Undoubtedly, there will not be just one large model. In the United States, Amazon may have its own large model, whether it is developed in-house or acquired. Microsoft, OpenAI, and Google are also likely to have their own versions. Perhaps one or two startups will also successfully create a large model. Over time, as technology spreads, more large models will emerge in various fields, such as finance.
The number of large models will not be limited to just two similar internet operating systems. In my opinion, there will likely be more than five large models. It is still challenging to imagine the full scope of what the general cognitive model can do and how it can reshape various fields, such as manufacturing.
Development Pattern of Large Models in China
Pattern and Time Node of Competition in China’s AI Landscape
By June of next year, enterprises that can create five basic models with a score of 60 points will be able to progress to the next round of competition. It’s crucial to move quickly, and overthinking may only lead to hesitation and a perception that the risk is too high. However, if enterprises are developing a particular application, it’s important to take the time necessary to ensure quality and accuracy.

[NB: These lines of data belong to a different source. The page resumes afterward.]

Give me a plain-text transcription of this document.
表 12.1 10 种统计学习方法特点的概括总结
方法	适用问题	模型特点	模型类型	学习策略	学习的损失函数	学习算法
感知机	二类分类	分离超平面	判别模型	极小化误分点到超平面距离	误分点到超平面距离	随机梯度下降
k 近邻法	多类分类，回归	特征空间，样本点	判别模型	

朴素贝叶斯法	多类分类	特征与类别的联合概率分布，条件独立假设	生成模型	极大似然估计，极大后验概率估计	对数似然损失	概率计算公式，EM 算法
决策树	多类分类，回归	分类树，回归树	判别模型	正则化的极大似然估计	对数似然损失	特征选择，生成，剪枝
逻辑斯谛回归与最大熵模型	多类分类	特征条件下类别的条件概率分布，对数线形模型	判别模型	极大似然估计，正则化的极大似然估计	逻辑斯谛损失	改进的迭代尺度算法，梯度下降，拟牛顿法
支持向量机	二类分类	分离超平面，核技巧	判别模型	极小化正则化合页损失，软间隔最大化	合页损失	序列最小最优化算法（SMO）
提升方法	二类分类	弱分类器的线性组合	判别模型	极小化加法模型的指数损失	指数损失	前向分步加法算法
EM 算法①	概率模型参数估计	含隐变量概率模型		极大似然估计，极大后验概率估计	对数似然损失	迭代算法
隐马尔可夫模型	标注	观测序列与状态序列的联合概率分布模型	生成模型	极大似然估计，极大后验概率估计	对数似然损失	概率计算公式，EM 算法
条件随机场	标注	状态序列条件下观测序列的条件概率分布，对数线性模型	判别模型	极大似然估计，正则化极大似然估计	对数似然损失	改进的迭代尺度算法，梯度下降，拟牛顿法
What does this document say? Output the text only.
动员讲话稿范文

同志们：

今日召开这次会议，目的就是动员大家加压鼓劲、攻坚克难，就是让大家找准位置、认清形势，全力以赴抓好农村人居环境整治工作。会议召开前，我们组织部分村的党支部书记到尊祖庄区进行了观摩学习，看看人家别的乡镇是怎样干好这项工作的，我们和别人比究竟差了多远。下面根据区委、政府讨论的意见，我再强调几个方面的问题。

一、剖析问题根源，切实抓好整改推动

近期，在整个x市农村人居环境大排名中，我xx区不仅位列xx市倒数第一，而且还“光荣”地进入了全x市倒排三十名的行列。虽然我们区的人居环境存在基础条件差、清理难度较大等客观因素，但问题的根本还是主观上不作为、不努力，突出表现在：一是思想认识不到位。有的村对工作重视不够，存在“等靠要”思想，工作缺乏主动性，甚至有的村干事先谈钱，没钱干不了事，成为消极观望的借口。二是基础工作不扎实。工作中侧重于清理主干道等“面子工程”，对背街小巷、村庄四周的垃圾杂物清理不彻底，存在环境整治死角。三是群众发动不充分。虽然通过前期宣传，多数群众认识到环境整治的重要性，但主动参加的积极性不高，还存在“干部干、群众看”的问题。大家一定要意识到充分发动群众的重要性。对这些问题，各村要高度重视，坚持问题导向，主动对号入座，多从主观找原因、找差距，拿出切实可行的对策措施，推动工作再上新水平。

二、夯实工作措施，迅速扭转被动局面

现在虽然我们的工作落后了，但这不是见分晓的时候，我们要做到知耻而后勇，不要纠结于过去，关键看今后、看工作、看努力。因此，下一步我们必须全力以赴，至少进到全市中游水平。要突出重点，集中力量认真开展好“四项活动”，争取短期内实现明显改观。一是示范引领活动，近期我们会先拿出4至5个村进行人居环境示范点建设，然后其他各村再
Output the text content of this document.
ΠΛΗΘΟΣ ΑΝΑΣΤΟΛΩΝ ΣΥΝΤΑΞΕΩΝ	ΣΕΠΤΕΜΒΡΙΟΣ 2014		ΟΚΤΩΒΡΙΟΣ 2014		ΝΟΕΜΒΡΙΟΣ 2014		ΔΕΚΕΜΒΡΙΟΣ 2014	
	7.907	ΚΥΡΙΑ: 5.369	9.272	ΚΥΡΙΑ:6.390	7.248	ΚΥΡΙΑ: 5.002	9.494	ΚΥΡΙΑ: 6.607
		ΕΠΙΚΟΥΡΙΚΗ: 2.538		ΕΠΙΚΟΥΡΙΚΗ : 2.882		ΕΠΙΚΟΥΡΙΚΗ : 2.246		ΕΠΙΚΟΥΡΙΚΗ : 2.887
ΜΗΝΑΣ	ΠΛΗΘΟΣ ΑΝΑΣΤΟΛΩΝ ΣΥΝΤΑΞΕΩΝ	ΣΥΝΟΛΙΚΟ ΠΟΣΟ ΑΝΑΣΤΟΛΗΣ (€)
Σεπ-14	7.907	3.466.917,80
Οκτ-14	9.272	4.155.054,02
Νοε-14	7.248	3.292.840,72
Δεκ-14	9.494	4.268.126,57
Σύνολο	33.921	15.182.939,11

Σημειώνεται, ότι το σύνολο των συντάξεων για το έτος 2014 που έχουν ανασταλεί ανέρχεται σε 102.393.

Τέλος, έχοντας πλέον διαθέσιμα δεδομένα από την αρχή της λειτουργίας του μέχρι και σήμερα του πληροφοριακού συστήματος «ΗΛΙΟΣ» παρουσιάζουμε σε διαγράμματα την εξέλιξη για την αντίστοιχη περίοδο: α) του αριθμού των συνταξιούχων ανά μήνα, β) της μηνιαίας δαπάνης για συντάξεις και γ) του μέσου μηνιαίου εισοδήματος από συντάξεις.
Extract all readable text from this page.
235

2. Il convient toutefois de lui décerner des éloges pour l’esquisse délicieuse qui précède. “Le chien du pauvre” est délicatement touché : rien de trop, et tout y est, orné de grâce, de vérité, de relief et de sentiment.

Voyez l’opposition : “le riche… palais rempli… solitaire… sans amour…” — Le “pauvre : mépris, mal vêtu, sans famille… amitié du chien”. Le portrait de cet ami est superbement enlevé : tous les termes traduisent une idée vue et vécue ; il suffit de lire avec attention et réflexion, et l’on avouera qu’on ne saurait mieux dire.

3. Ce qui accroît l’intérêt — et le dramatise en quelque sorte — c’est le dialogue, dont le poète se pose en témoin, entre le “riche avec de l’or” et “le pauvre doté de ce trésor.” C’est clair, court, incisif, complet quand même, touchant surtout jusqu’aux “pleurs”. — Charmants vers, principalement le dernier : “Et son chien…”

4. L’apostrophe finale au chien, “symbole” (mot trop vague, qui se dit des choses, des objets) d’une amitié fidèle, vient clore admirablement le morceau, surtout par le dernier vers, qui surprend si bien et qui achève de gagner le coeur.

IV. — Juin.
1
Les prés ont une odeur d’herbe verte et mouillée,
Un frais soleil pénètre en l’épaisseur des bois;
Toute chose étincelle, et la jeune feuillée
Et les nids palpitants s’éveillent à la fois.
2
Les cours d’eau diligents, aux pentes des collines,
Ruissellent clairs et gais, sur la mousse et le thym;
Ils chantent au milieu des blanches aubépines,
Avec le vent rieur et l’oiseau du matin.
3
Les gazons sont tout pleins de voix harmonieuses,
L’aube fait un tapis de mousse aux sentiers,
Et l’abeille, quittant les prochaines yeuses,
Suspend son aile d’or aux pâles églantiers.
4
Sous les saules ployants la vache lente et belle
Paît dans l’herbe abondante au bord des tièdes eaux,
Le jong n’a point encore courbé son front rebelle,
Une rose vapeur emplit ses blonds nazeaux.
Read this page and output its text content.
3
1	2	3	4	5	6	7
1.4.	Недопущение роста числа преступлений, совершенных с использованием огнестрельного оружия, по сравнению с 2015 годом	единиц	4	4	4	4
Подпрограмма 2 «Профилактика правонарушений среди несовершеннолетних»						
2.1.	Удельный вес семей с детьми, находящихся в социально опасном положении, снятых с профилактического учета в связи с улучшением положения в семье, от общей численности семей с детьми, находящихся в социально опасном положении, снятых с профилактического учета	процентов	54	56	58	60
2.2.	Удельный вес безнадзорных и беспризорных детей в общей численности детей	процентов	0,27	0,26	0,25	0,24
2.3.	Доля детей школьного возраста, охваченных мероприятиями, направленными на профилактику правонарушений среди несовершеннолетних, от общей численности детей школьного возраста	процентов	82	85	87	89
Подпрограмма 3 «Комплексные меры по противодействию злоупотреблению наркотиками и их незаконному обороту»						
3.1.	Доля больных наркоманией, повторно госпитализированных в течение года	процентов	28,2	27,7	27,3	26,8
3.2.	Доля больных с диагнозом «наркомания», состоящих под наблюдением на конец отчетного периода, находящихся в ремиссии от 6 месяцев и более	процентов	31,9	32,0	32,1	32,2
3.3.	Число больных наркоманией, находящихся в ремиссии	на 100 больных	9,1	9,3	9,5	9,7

Innovative Thinking on Making China’s AI Large Models
To create a general cognitive model in China today, it’s crucial to first establish a stable framework and then meticulously refine it, akin to a sculptor carefully carving a marble statue. Once the overall form is complete, attention can be paid to refining details, such as the nose, eyes, and fingers.
However, it’s not enough to merely replicate the efforts of OpenAI or other industry leaders. To succeed, China must innovate and chart its path forward. Simply following in the footsteps of others may lead to falling behind in the race for general cognitive models.
What Are the Differences Between Normal Firms and Large Model Makers in the Age of AI?
At the outset of this pivotal moment, the chief scientist is undoubtedly the most critical factor for success.
While people are the most critical element, every entrepreneurial team must have its unique core competitiveness. Nonetheless, the most vital factor in the early stages is to locate individuals who genuinely comprehend the core technology and can work cohesively and rhythmically.
A startup in the large model field necessitates a CEO who thinks like a scientist. Leaders must communicate effectively with scientists and engineers, devise strategies, establish beliefs with these logical thinkers, and guarantee that the entire team is aligned in the same direction, which is one of the crucial factors contributing to OpenAI’s success.
AI is a realm of compassion, where competition coexists with national responsibility and a greater goal for the universe and all of humanity. To emerge victorious in the global AI battle, China requires the collaboration of all segments of society.